Tony Harrison nasceu a 30 de abril de 1937, em Leeds, Inglaterra. Filho de um pai padeiro e mãe dona de casa, estudou língua e literatura clássicas graças a uma bolsa de estudos. Da Universidade de Leeds, sua figura e sua obra foram projetadas para ocupar um lugar central na escrita de versos na Inglaterra contemporânea. Muitas vezes polêmica, traduziu, ou melhor, reescreveu tragédias como A Oresteia ou Lisístrata.

Longa distância II

Embora minha mãe há dois anos já fosse falecida,
papai mantinha junto ao fogão os chinelos dela, quentes,
colocava ao seu lado na cama bolsas de água aquecida
e ainda ia renovar seus passes e bilhetes

Não podíamos simplesmente aparecer. Era necessário
telefonar. Ele adiava a visita por uma hora
para poder arrumar as coisas dela e parecer solitário,
como se fosse um crime sua paixão ainda pura.

Ele não podia arriscar a minha maldição da descrença,
embora tivesse certeza de que em breve ouviria
sua chave arranhar a fechadura enferrujada e acabar com sua tristeza.
Ela tinha saído para buscar o chá, ele sabia.

Acredito que a vida termina com a morte, é o que sempre digo.
Vocês não foram juntos às compras; mesmo assim, em minha
nova agenda telefônica de couro preto se aninha
seu nome e o número inativo para o qual ainda ligo.

*Tradução de Nelson Santander

Um bom livro

Marx, Ibsen e Gide naquele verão.
“Pedante!” – com seus olhos papai me disse
“Às vezes sinto que você lê demais…
Eu nunca tive tempo para um bom livro.”

Você? Bom livro? Você só leu manual,
os rótulos de whisky e cerveja.
Os gols são as únicas coisas que você viu.
Nem Kafka nem o Rei Lear te cativaram.

Você só anota coisas com dados
ou sobre a porra do futebol.

(tudo isso em minha mente)

Entendi sua posição sobre “a arte”:
Mas quando escrevo, te dou a mão.
Estes poemas sobre você, papai,
um bom livro para todos,
para gente como você, sem tempo,

Quando começo a te escrever, não posso parar!

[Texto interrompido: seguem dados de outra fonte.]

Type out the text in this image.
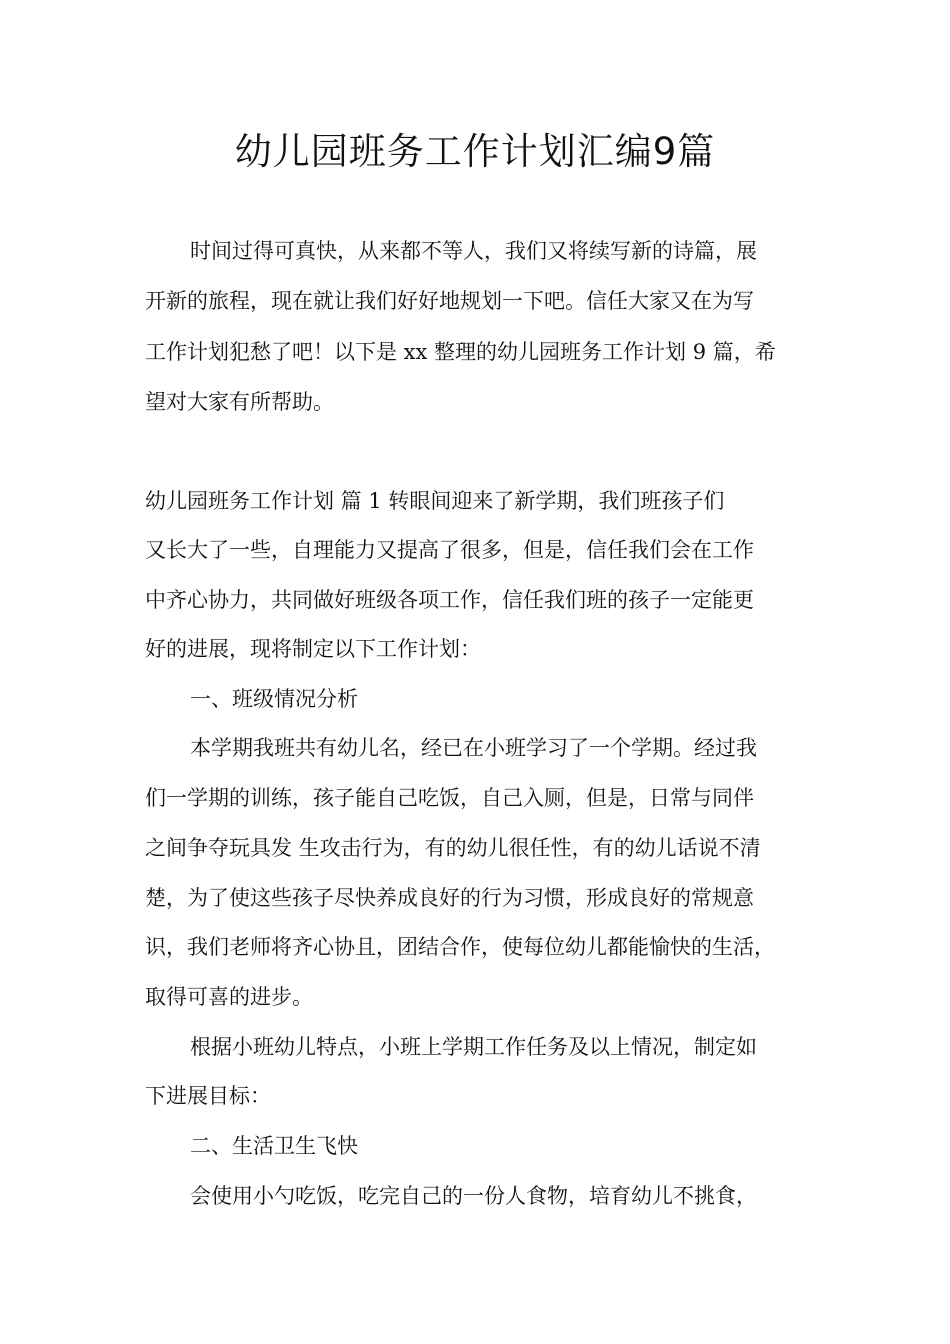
幼儿园班务工作计划汇编9篇

时间过得可真快，从来都不等人，我们又将续写新的诗篇，展

开新的旅程，现在就让我们好好地规划一下吧。信任大家又在为写

工作计划犯愁了吧！以下是 xx 整理的幼儿园班务工作计划 9 篇，希

望对大家有所帮助。

幼儿园班务工作计划 篇 1 转眼间迎来了新学期，我们班孩子们

又长大了一些，自理能力又提高了很多，但是，信任我们会在工作

中齐心协力，共同做好班级各项工作，信任我们班的孩子一定能更

好的进展，现将制定以下工作计划：

一、班级情况分析

本学期我班共有幼儿名，经已在小班学习了一个学期。经过我

们一学期的训练，孩子能自己吃饭，自己入厕，但是，日常与同伴

之间争夺玩具发 生攻击行为，有的幼儿很任性，有的幼儿话说不清

楚，为了使这些孩子尽快养成良好的行为习惯，形成良好的常规意

识，我们老师将齐心协且，团结合作，使每位幼儿都能愉快的生活，

取得可喜的进步。

根据小班幼儿特点，小班上学期工作任务及以上情况，制定如

下进展目标：

二、生活卫生飞快

会使用小勺吃饭，吃完自己的一份人食物，培育幼儿不挑食，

*Tradução de Igor Calazans 

Marcado com D.

Quando a massa fria do seu corpo entrou no forno
não era como aqueles que avivaram toda a sua vida,
pensei em suas cataratas incendiadas pelo Céu
e radiantes ao ver sua esposa morta,
com uma luz fluindo da boca para formar seu nome,
“Florence não, nem Flô, mas sempre Florrie.”
Pensei em como sua língua fria estalou em chamas
mas apenas literalmente, o que me deixa triste,
triste por ele, pois não há céu para alcançar.
Recebo meu pão de cada dia direto da Terra
mas ele ansiava estar livre da fala dos mortais,
isso o limitava, e sua língua era pesada como chumbo.
O padeiro que ninguém verá nascer,
a quem a Inglaterra fez sentir como um pobre diabo insípido,
agora é fumaça suficiente para fazer seus olhos lacrimejarem
em cinzas (como farinha) para uma fatia de pão.